ドアの前にいなかったのにタイミングが悪い。

「出てけ。お前にやるご飯はない」
「ヤダ。食べさせてくれるまで動かない」
今すぐ引き摺り出したいところだが、βよりとはいえΩの優一の力では奏多を無理やり動かすのは無理だった。

優一より背が高い正樹には頼もうかと考えたが辞めた。
正樹を巻き込みたくない。

「こんにちはー」
空気の読まない軽い挨拶を奏多にする正樹を睨んだ。
「こんにちは。そのオムライスくれない?お腹すいて死にそうなんだ」
「何言ってんだお前」
挨拶してすぐに人のものを奪おうとする奏多を優一が止める。

「死ぬのは嫌っすね。でもこれあげたら優一さん口聞いてくれなくなりそう」
正樹と奏多の二つの視線が優一に突き刺さってため息をついた。

どうしてこんなことに。
優一が追い出そうとしているのになにも奏多に話しかけなくていいのに、と何も悪くない正樹を恨んでしまう。

「もう一度言ってやる。

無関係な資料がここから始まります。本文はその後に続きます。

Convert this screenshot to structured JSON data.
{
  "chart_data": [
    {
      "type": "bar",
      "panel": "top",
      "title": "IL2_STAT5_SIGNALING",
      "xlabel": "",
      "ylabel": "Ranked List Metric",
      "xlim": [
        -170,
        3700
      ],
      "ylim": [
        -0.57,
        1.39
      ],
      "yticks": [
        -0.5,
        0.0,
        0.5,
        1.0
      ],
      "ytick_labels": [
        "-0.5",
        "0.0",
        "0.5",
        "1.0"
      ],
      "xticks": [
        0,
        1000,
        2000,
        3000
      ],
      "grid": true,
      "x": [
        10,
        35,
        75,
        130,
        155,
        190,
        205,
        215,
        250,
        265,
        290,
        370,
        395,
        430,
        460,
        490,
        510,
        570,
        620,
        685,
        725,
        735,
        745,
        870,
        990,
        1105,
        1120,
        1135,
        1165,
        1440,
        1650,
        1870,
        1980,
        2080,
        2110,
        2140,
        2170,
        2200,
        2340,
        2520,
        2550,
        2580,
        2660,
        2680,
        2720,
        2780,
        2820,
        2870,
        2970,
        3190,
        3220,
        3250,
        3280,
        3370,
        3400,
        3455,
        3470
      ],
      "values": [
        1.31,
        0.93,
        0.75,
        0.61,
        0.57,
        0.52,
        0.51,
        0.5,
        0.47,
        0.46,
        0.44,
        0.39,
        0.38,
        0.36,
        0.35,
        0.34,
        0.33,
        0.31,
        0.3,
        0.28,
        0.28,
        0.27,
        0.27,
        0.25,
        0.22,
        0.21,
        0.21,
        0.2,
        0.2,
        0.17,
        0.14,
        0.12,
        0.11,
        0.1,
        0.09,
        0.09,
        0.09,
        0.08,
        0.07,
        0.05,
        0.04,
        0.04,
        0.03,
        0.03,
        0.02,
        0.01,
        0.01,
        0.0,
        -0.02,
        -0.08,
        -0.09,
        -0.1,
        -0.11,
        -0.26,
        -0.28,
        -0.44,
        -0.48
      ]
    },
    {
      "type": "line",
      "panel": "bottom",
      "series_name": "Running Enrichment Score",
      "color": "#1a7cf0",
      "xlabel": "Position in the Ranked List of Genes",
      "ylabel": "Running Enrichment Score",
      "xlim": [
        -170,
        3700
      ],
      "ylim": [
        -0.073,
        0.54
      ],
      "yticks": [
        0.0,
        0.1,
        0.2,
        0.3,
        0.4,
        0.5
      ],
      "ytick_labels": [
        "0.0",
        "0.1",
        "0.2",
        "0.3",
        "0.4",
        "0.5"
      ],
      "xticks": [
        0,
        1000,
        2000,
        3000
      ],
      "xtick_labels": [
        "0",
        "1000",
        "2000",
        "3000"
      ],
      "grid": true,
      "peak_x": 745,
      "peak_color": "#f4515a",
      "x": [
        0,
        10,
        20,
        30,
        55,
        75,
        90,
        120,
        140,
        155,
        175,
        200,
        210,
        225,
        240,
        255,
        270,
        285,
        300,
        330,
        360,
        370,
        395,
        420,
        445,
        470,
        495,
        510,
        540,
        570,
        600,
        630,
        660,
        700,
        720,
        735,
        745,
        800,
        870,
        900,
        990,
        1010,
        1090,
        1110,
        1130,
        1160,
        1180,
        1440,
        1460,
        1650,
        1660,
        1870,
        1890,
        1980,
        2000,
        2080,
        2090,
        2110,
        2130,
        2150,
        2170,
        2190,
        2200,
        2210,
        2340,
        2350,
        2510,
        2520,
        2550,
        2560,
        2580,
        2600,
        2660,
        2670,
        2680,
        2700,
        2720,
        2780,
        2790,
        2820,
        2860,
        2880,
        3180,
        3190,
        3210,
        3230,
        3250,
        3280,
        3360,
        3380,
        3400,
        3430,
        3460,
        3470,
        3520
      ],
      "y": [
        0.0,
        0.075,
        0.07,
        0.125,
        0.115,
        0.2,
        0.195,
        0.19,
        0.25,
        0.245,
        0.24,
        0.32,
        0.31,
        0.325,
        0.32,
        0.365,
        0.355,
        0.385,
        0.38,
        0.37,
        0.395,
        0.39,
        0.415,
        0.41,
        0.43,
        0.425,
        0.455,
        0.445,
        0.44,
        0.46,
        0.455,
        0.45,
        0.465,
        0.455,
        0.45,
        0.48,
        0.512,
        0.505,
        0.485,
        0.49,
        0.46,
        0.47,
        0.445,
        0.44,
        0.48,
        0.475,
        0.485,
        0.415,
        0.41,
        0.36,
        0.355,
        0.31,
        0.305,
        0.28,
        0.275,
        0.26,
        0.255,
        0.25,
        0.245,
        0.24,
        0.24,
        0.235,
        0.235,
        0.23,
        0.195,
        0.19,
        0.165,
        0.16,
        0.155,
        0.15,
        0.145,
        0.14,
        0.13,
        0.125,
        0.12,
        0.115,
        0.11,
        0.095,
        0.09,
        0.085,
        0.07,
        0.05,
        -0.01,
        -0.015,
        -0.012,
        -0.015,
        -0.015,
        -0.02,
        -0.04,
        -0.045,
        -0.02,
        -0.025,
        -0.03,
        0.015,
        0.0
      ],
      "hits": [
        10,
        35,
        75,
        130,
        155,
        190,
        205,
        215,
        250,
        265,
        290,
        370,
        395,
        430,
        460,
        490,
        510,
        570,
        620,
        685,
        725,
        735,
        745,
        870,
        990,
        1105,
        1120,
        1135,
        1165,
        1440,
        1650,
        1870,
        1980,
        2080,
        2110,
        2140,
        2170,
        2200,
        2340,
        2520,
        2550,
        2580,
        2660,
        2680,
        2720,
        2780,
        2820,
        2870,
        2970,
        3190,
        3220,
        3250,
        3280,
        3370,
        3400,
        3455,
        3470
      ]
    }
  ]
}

お前に食べさせるご飯はない」
「えー、死んじゃうよーゆうちゃんー」
「ゆうちゃんって呼ぶな!」
甘えた声で机に突っ伏す奏多を見ていると気持ちがグラグラと揺れてしまう。

正樹がお構いなしにオムライスを食べているとグゥっと大きい音が聞こえて三人の視線が奏多のお腹に集まった。

「ブッ、クク」
顔を真っ赤にしてお腹を抑える奏多が面白すぎる。
こんな奏多、見たことなくて笑っちゃいけないのに我慢できなかった。

「笑わないでよ…昨日の朝から何も食べてないんだから仕方ないじゃん…」
「優一さん、食べさせてやったら…?」
正樹の援護も今は馬鹿にされているように感じたのか奏多がじろっと睨んだ。

しょうがない。
と、今作っていたトロトロオムライスを奏多の前に置いてやる。
「これっきりだぞ」
返事をしない奏多にお皿を遠ぞけてもう一度いう。
「分かったな」
「……はーい」
本当に分かっているのかどうかは分からないがまた鳴っているお腹が可哀想すぎてお皿とスプーンを奏多に渡した。